2. The graph learning classification method based on spheres for multi-view data according to claim 1, characterized in that, The method of dividing the multi-view data node set into several granular spheres based on multi-view shared representation is as follows: Based on the shared representation of multiple views, an adaptive granular clustering algorithm is used to heuristically partition the set of data nodes of multiple views, generating several granular clusters with different granularities.

3. The graph learning classification method based on spheres for multi-view data according to claim 1, characterized in that, The process of transforming the multi-view shared representation through an expert network to obtain the preliminary expert embedding representation of the multi-view data nodes specifically involves: in, Indicates the first Layered experts For multi-view data nodes Preliminary embedding characterization; Indicates the first Layered experts The learnable parameter matrix; Indicates the first Layered multi-view data nodes Shared feature vectors.

4. The graph learning classification method based on spheres for multi-view data according to claim 3, characterized in that, The node embedding representation obtained based on the routing weights of each expert and the preliminary embedding representation of the experts from the multi-view data nodes is as follows: Based on the routing weights of each expert across multi-view data nodes, the preliminary expert embedding representations output by all experts are weighted and aggregated to obtain the first... Layered multi-view data nodes The expert network output vector is specifically expressed as follows: in, Indicates the first Layered multi-view data nodes The expert network output vector; Experts For multi-view data nodes Routing weights; The node embedding representation is obtained by propagating the expert network output vector through a graph structure using standard graph convolution.

5. The graph learning classification method based on spheres for multi-view data according to claim 1, characterized in that, The loss function used during the training of the multi-view graph learning model is a joint loss function that combines classification loss and load balancing loss; the classification loss is obtained based on the predicted classification results and their true labels of the labeled multi-view data nodes.
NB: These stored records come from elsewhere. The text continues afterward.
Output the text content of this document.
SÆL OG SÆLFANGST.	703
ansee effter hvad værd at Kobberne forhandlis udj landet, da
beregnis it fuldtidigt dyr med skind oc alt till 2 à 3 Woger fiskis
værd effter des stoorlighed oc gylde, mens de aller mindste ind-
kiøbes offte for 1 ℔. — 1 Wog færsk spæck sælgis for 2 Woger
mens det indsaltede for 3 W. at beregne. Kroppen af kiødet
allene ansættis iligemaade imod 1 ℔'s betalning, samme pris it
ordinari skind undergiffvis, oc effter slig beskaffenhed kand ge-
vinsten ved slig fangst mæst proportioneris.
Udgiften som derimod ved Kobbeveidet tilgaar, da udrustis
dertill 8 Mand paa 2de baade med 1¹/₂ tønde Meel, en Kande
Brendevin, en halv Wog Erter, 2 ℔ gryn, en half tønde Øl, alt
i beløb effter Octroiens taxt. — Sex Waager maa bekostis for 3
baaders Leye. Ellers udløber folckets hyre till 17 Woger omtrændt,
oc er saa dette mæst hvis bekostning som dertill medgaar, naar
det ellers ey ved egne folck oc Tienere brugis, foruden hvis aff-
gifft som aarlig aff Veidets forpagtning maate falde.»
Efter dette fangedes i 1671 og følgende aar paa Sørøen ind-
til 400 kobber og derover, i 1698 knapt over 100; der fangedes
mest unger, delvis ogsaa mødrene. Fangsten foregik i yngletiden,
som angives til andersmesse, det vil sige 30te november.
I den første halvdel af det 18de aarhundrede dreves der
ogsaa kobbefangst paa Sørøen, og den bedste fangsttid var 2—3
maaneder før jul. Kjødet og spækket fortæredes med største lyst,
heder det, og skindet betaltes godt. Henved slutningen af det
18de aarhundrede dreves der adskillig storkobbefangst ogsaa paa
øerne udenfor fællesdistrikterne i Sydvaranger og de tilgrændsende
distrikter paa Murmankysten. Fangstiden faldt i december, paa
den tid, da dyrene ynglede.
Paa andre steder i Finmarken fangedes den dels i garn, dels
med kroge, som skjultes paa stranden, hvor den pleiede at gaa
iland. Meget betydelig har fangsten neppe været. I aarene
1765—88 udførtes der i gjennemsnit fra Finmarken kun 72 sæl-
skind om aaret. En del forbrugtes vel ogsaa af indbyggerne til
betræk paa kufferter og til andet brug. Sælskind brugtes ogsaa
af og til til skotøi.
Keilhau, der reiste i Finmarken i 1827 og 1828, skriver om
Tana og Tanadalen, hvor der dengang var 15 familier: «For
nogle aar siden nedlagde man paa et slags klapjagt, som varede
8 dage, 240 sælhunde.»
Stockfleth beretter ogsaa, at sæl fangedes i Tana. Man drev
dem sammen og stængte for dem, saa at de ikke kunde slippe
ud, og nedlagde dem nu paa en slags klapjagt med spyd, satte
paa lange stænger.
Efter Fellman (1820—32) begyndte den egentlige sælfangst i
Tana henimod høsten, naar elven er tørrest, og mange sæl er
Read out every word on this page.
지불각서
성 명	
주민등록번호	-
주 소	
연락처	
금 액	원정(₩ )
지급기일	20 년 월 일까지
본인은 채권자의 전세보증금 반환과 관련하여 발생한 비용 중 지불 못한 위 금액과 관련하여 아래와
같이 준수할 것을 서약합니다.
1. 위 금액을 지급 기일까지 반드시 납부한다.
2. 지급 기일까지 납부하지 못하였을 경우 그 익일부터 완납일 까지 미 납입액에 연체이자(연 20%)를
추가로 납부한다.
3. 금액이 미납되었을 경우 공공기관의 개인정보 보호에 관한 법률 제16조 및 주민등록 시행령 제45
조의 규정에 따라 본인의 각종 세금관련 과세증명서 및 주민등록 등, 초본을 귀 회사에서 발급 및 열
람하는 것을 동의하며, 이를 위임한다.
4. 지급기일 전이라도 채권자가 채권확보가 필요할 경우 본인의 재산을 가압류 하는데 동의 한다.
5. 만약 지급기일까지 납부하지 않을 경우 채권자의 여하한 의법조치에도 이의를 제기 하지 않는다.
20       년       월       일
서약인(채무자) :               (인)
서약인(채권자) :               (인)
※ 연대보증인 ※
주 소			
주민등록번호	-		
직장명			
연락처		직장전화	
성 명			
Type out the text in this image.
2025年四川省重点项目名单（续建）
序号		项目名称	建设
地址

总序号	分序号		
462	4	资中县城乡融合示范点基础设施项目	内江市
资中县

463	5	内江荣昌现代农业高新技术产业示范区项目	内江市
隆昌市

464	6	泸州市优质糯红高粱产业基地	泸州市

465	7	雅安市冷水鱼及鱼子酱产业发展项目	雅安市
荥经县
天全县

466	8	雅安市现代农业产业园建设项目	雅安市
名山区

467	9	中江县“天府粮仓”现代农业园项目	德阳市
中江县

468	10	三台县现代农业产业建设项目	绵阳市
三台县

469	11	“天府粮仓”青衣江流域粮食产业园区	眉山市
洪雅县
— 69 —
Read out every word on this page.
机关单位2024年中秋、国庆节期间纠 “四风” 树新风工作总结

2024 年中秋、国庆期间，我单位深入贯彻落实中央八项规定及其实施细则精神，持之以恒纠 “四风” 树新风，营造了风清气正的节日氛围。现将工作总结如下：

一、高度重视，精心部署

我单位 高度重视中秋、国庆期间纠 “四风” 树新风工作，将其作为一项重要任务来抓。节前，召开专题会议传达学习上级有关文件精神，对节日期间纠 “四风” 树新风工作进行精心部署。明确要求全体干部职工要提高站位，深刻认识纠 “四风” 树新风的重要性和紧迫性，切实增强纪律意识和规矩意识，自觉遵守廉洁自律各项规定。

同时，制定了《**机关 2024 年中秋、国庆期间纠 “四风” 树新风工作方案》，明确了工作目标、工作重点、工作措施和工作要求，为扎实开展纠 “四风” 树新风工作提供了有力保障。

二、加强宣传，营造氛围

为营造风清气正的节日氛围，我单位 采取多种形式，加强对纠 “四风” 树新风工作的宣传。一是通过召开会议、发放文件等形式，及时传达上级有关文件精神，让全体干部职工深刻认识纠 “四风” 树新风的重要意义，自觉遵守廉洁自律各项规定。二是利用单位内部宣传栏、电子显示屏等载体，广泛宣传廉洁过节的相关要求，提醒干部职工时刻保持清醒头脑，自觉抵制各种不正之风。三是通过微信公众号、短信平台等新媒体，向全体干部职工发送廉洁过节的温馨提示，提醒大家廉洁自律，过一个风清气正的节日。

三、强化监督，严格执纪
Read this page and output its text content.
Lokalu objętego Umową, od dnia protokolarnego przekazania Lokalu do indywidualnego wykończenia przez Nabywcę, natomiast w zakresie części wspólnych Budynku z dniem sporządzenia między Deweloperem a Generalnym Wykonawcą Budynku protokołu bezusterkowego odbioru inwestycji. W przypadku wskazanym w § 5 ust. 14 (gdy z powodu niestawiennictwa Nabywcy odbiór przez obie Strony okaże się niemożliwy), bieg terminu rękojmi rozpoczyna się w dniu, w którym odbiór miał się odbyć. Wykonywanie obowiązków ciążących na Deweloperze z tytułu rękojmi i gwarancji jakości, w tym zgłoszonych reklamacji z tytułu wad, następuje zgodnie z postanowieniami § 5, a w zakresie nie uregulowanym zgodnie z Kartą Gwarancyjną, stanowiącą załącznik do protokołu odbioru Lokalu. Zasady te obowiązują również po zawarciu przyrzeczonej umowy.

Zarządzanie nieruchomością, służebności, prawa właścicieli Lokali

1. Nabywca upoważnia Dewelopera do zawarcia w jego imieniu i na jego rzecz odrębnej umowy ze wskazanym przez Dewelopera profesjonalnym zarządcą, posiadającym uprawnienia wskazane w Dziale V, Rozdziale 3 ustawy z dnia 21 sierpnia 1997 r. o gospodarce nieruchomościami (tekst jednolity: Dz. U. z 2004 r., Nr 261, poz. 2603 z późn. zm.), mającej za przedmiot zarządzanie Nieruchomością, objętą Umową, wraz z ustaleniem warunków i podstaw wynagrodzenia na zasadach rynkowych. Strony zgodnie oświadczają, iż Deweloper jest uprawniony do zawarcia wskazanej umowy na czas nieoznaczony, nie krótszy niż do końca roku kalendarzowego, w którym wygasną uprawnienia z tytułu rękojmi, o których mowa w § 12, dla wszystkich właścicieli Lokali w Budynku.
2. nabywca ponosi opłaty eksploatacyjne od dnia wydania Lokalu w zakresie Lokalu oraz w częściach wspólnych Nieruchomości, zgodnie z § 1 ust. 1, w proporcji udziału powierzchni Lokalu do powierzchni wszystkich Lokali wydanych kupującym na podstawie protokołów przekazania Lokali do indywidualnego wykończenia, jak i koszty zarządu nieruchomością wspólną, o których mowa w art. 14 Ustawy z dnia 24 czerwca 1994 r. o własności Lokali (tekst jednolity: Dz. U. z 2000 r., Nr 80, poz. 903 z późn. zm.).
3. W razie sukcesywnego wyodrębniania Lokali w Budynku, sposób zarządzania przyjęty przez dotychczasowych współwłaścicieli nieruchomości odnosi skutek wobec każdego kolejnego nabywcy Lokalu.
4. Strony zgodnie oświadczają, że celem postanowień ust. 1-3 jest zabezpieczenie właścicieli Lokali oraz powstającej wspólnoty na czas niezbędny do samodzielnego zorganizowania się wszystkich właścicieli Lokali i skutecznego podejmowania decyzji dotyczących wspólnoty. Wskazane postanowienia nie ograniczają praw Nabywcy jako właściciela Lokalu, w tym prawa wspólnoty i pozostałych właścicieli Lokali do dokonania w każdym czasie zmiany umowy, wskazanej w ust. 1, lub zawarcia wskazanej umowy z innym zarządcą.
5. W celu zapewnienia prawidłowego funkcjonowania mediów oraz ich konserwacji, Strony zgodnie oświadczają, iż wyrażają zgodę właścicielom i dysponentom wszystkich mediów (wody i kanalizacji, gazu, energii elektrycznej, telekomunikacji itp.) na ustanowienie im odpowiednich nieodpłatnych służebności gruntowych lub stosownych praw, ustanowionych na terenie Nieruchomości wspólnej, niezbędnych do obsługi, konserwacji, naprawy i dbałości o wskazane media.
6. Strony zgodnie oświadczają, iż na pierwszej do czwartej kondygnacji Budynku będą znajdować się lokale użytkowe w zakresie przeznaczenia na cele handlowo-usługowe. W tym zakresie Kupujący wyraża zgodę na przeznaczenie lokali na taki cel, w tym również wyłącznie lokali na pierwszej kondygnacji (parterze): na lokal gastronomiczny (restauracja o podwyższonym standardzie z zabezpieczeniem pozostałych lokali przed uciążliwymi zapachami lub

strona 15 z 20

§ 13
6. The graph learning classification method based on spheres for multi-view data according to claim 5, characterized in that, The load balancing loss is specifically as follows: in, Indicates load balancing losses; This represents the average routing distribution of all multi-view data nodes; Indicates the first i Routing distribution of multiple view data nodes; 1 E It is an e-dimensional vector of size 1; KL represents relative entropy; Indicates the number of data nodes in the multi-view.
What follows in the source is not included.